I mentally count down to when I can go to bed… first tea, then stories, then kids’ bed, then me.  My days off work are spent sleeping; on a ‘good’ day, I might be able to do a bit of yoga and meditation, but to be honest, those days are getting fewer and fewer.

My new working week looks like this: Monday off, Tuesday work, Wednesday off, Thursday work, Friday work. We are lucky that the kids usually stay at their grandparents’ house on Tuesday night, so that affords me the luxury of a possible lie in when normally I would be up, sorting the kids out for school and getting ready to leave for 7:30 am on a work day.  I slept until 10 am on Wednesday – 3 1/2 hours later than my work alarm would have woken me up! T

he purpose behind adjusting my days is that I am hoping that having a ‘midweek break’ and not working more than 2 days in a row might help me feel a bit more rested.  

Hope for the best...

Will it make a difference?  Who knows. If I am honest, my gut feeling says ‘no’- no amount of rest takes me back to that blissful time when sleep would leave me feeling awake and refreshed – it feels like those days are long gone now.

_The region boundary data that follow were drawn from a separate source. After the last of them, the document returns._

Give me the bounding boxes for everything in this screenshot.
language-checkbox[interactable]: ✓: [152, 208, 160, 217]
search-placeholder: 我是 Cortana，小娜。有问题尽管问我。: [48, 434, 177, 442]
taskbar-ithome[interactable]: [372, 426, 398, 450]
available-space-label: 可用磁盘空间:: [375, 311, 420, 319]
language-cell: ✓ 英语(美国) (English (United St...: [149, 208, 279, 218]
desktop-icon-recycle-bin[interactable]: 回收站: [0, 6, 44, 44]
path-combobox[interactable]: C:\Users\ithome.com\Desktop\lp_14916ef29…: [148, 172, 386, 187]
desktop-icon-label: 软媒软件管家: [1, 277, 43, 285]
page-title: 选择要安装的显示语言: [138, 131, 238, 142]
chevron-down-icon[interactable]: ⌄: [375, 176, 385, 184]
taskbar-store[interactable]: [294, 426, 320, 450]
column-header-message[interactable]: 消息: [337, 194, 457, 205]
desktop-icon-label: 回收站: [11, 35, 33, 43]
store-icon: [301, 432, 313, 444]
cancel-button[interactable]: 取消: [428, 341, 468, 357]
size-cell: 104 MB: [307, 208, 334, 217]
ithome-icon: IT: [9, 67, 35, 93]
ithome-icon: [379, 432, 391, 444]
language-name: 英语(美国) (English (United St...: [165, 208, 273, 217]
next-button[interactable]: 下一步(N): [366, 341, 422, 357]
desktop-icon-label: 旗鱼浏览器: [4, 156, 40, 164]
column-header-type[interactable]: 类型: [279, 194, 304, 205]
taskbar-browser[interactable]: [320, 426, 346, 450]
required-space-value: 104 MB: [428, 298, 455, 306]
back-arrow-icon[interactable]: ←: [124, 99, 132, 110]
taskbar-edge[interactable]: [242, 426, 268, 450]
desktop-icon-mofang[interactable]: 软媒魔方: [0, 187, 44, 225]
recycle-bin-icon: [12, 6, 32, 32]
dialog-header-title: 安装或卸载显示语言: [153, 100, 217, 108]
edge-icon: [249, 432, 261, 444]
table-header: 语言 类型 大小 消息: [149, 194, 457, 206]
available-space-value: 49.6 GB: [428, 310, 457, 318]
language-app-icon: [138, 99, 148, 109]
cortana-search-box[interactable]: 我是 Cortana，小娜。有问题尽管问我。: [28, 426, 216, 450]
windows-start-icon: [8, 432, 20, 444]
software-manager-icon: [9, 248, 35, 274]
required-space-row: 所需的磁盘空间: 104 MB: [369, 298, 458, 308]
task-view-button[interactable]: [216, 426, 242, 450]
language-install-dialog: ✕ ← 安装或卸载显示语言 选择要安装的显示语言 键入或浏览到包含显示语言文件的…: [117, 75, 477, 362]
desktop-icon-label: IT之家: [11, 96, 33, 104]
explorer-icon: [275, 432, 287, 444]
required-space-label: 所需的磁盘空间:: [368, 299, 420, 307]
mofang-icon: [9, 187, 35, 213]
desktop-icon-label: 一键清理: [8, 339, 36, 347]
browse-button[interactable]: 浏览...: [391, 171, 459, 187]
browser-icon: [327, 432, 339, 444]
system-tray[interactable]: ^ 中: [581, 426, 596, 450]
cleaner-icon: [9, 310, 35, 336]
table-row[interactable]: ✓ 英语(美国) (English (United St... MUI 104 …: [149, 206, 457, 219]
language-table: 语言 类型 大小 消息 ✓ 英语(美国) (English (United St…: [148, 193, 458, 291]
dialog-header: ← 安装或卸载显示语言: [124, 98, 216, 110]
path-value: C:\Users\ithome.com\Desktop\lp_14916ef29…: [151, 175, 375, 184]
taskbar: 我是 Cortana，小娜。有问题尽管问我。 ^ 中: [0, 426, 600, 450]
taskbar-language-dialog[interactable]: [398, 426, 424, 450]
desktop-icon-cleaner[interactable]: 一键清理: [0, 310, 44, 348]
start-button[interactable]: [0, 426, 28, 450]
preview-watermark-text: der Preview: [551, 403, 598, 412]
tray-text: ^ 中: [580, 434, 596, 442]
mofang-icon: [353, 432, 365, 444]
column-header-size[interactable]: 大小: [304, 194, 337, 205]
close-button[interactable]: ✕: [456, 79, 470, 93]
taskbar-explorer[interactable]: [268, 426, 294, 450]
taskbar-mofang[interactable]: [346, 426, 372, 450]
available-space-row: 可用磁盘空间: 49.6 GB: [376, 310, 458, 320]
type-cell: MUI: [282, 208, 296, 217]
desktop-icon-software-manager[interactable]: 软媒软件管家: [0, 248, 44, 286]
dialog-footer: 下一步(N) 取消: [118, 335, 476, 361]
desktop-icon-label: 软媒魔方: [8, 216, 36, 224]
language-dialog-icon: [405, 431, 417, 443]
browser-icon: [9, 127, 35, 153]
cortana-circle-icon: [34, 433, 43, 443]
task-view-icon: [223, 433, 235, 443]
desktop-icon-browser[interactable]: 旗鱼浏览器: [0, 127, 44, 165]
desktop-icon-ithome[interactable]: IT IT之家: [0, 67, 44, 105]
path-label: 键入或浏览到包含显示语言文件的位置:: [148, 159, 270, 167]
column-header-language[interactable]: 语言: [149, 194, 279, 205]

But I can only try and hope for the best, I want to show that I am doing everything that I can to be able to keep working.  The option of dropping responsibility/days is not an option to me, as it would have such a negative effect on my pension.  If only I could win the lottery! (Maybe I should start playing it?!)

For those of you with chronic illnesses, have you had to adjust your work patterns?  Did you find anything to help?  Was there a time when you realized that you could no longer keep going due to your ill health?